Imagine cleaning up a flooded basement that is 11.5 acres big.

That's the task the Geneva Park District staff has faced the last 25 days, as it tries to bring Island Park back to normal after the Fox River covered it in August.

"In my 28 years (with the district), that's the worst I've ever seen it," Larry Gabriel, superintendent of parks and properties, told the Geneva park board Monday.

He recapped the damage and the work done to recover. "We're about 90 percent there," Gabriel said.

He gave executive director Steve Persinger props for acting quickly to rent portable chain-link fencing to close off the park at both bridges Aug. 23. That protected people from themselves, Gabriel said. With the island walls obscured by water, people could have easily accidentally stepped into the river.

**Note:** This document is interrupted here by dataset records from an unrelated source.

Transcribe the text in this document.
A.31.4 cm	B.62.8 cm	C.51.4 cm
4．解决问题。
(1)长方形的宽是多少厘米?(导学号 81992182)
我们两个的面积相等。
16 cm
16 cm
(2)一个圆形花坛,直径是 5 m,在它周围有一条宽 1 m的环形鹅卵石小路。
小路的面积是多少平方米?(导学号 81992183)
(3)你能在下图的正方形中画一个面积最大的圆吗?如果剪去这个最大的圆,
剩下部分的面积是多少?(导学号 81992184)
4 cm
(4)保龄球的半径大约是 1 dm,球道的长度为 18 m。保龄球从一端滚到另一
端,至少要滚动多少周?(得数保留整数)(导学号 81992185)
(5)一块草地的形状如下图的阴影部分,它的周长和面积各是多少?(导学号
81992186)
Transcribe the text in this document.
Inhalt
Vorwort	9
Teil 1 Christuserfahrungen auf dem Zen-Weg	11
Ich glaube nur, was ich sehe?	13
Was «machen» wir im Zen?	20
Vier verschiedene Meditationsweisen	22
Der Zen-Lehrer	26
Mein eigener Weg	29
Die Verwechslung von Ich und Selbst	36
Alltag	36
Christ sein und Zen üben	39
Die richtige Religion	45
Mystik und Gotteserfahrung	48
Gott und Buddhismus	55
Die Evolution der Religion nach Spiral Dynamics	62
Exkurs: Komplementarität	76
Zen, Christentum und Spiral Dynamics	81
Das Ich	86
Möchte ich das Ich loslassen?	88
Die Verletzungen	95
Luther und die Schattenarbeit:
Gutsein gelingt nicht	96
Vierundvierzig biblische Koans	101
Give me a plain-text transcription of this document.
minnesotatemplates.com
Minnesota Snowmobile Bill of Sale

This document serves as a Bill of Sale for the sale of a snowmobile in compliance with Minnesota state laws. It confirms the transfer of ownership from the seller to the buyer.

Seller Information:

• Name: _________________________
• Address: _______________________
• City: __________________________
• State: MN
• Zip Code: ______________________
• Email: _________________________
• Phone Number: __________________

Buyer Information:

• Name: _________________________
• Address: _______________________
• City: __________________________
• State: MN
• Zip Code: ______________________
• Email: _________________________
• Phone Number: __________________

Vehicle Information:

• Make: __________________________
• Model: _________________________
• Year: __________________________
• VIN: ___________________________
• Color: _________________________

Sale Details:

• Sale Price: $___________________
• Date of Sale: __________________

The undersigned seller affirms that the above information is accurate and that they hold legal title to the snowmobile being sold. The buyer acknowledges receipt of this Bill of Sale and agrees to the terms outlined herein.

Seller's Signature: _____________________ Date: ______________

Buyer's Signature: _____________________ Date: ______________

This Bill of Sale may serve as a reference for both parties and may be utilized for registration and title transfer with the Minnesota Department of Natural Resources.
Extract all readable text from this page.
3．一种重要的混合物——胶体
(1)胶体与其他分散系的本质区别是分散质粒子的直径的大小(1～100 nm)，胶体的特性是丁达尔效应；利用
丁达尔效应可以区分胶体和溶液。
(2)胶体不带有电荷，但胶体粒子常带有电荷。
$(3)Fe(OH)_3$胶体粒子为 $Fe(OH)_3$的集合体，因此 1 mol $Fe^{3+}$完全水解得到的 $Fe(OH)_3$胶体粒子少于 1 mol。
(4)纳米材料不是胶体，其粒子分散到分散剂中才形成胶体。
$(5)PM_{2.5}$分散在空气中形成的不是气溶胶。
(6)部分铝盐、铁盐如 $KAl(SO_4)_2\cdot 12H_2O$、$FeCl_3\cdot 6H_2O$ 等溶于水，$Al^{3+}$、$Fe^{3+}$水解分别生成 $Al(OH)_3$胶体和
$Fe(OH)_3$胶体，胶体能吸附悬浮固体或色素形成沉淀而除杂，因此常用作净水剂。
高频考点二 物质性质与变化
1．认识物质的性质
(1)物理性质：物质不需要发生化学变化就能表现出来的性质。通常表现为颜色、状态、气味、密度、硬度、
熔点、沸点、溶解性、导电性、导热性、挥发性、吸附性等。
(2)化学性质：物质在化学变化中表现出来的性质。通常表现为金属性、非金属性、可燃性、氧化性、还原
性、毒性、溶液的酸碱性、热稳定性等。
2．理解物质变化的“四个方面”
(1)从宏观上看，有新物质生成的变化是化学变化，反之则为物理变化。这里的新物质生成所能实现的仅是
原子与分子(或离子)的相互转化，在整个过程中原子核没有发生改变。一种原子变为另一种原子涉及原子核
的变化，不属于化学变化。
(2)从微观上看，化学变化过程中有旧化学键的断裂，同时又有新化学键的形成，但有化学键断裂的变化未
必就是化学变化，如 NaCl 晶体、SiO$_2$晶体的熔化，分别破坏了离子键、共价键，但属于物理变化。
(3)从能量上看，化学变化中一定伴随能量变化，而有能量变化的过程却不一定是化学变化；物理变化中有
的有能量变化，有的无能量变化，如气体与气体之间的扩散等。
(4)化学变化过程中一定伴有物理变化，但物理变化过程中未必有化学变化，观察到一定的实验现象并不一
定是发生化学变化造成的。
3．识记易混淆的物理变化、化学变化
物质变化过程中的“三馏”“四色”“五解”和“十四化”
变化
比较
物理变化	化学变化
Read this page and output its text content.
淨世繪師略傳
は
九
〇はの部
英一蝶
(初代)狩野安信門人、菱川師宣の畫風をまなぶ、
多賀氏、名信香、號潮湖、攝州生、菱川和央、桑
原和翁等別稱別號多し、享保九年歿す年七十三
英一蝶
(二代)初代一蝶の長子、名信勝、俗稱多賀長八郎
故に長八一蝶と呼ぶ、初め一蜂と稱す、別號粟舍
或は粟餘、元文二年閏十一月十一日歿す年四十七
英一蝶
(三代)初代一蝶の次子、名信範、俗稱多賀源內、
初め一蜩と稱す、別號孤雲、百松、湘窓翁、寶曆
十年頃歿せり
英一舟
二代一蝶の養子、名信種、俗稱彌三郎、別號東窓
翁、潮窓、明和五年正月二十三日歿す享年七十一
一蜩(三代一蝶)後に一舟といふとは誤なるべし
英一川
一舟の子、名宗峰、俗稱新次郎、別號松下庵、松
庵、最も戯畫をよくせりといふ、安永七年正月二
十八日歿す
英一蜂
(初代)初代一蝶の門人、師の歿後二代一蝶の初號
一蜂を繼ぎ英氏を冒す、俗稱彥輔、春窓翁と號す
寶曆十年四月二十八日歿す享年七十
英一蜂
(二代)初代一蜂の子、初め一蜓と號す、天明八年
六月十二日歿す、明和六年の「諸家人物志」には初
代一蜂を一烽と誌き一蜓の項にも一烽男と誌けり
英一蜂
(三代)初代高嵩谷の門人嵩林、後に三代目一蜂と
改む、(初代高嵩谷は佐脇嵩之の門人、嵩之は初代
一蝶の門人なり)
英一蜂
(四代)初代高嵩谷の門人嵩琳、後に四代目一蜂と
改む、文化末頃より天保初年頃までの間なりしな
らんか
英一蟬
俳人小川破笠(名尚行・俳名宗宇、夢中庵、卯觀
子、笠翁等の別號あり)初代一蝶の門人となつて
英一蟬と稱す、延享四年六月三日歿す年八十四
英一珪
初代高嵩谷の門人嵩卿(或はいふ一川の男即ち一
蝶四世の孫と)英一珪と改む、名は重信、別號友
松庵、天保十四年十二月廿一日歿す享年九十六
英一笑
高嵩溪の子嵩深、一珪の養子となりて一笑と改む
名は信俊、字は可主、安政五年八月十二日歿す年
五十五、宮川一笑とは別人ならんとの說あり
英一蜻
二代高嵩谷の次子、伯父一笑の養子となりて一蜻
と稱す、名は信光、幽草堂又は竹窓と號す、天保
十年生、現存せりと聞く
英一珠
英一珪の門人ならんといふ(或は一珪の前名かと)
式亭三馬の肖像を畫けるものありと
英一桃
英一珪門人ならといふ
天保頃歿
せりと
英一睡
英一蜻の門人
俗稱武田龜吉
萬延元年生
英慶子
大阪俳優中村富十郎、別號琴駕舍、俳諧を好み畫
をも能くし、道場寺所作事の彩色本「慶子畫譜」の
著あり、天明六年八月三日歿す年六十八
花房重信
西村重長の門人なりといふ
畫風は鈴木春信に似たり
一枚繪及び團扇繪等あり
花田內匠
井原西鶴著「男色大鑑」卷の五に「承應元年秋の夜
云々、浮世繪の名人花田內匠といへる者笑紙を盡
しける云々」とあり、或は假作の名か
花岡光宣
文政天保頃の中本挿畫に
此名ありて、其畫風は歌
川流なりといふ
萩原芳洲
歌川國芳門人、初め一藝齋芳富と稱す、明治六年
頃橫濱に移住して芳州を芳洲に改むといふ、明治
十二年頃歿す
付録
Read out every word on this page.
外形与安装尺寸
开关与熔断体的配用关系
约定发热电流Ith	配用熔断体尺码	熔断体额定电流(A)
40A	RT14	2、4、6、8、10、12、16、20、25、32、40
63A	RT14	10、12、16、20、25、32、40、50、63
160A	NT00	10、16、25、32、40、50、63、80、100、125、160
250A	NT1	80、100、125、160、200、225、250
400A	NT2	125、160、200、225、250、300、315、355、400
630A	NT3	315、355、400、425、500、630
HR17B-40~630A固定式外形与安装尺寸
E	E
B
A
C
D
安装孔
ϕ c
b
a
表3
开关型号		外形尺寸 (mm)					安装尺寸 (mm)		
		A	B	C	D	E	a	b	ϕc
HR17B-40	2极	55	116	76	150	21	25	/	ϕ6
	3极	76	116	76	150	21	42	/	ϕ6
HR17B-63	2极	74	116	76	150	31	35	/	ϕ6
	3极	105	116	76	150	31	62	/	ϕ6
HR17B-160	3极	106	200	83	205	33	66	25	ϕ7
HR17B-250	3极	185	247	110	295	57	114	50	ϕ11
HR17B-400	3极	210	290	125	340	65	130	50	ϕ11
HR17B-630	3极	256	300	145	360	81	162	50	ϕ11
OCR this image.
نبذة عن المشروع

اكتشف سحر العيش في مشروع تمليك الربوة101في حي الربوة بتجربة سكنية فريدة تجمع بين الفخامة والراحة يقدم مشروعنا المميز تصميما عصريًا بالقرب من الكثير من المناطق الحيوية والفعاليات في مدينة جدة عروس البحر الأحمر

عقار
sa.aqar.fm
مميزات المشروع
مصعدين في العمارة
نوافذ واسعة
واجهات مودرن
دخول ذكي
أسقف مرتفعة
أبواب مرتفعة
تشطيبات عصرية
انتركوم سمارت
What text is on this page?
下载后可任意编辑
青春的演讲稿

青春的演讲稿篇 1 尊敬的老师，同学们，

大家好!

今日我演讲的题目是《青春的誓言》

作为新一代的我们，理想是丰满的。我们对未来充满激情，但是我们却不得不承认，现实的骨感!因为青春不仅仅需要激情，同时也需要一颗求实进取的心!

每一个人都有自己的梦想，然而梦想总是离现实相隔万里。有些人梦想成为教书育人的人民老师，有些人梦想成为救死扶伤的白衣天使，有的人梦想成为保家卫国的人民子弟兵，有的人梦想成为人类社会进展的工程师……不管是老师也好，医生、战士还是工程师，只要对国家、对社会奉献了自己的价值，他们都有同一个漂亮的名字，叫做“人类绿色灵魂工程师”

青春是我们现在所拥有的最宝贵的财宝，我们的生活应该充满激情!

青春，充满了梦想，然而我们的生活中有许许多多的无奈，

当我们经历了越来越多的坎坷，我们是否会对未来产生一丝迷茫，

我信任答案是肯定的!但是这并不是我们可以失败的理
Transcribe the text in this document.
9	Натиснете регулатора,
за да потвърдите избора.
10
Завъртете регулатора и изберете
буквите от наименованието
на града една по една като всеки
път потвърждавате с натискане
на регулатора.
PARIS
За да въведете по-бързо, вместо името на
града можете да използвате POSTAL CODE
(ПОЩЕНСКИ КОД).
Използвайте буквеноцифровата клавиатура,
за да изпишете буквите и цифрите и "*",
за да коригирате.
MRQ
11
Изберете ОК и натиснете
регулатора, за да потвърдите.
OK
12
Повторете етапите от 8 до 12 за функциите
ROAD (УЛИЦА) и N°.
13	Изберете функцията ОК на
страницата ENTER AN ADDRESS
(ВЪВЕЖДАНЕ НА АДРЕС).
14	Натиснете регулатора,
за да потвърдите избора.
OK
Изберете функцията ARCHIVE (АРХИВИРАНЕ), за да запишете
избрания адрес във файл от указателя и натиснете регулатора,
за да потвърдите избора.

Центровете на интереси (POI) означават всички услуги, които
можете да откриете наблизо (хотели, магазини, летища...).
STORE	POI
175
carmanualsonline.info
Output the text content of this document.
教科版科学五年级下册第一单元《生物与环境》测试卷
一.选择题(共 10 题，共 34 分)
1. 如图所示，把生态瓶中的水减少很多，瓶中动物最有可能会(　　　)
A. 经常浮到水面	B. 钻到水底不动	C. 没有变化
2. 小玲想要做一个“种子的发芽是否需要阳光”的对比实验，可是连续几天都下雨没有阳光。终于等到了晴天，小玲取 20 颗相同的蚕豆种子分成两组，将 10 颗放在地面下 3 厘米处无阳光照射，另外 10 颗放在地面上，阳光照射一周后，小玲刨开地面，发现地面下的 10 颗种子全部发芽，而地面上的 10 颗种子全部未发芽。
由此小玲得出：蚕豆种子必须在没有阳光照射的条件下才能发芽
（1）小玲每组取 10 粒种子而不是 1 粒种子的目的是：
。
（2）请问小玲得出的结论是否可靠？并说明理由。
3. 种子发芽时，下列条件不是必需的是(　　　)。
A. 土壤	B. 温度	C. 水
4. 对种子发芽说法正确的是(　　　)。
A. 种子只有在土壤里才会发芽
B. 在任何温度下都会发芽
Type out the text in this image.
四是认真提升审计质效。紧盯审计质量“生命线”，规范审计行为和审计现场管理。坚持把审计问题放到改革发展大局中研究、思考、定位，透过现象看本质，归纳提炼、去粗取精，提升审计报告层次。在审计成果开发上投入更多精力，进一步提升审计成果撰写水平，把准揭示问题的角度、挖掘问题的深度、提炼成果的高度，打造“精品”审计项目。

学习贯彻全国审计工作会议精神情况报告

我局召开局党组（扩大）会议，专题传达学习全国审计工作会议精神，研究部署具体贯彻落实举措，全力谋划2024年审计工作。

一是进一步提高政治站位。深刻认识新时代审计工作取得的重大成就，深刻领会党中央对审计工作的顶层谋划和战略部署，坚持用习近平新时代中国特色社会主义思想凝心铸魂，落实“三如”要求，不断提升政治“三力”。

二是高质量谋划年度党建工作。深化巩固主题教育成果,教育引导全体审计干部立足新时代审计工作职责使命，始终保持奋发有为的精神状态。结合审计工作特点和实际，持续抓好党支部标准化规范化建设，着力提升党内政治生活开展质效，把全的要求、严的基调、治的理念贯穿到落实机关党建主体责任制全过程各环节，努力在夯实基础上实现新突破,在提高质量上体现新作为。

People might have wondered why the park was closed so long. Looking through the chain-link a week after the flooding, it looked like the path through the park was dry. What they probably couldn't see was the depression in the center of the park, near the main pavilion, was still under water. It's gone, but it's taken a while for the ground to dry.

"We can't even drive a truck in there," Gabriel said.

About 40 percent of the turf will need to be heavily overseeded this fall.

Flood waters reached the top step of the pavilion, park workers shut electricity off to the whole park and closed the pavilion bathrooms.

Garbage barrels were full of silt and dead fish, and picnic tables were covered in silt.

All the wood-chip safety surface underneath the playground equipment - 90 cubic yards - was swept away by the river. It's been replaced and the equipment disinfected.

Crews have been fixing the erosion that happened behind the island wall on the west side of the park, replacing stone, soil and landscaping fabric. They haven't assessed the eastern walls yet.

A worker in waders removed debris that clogged the arches of the south bridge Saturday.

One tree blew over in the storm and fell partially into the river. It will stay there until the ground freezes before a tree-service truck can get in there to remove it.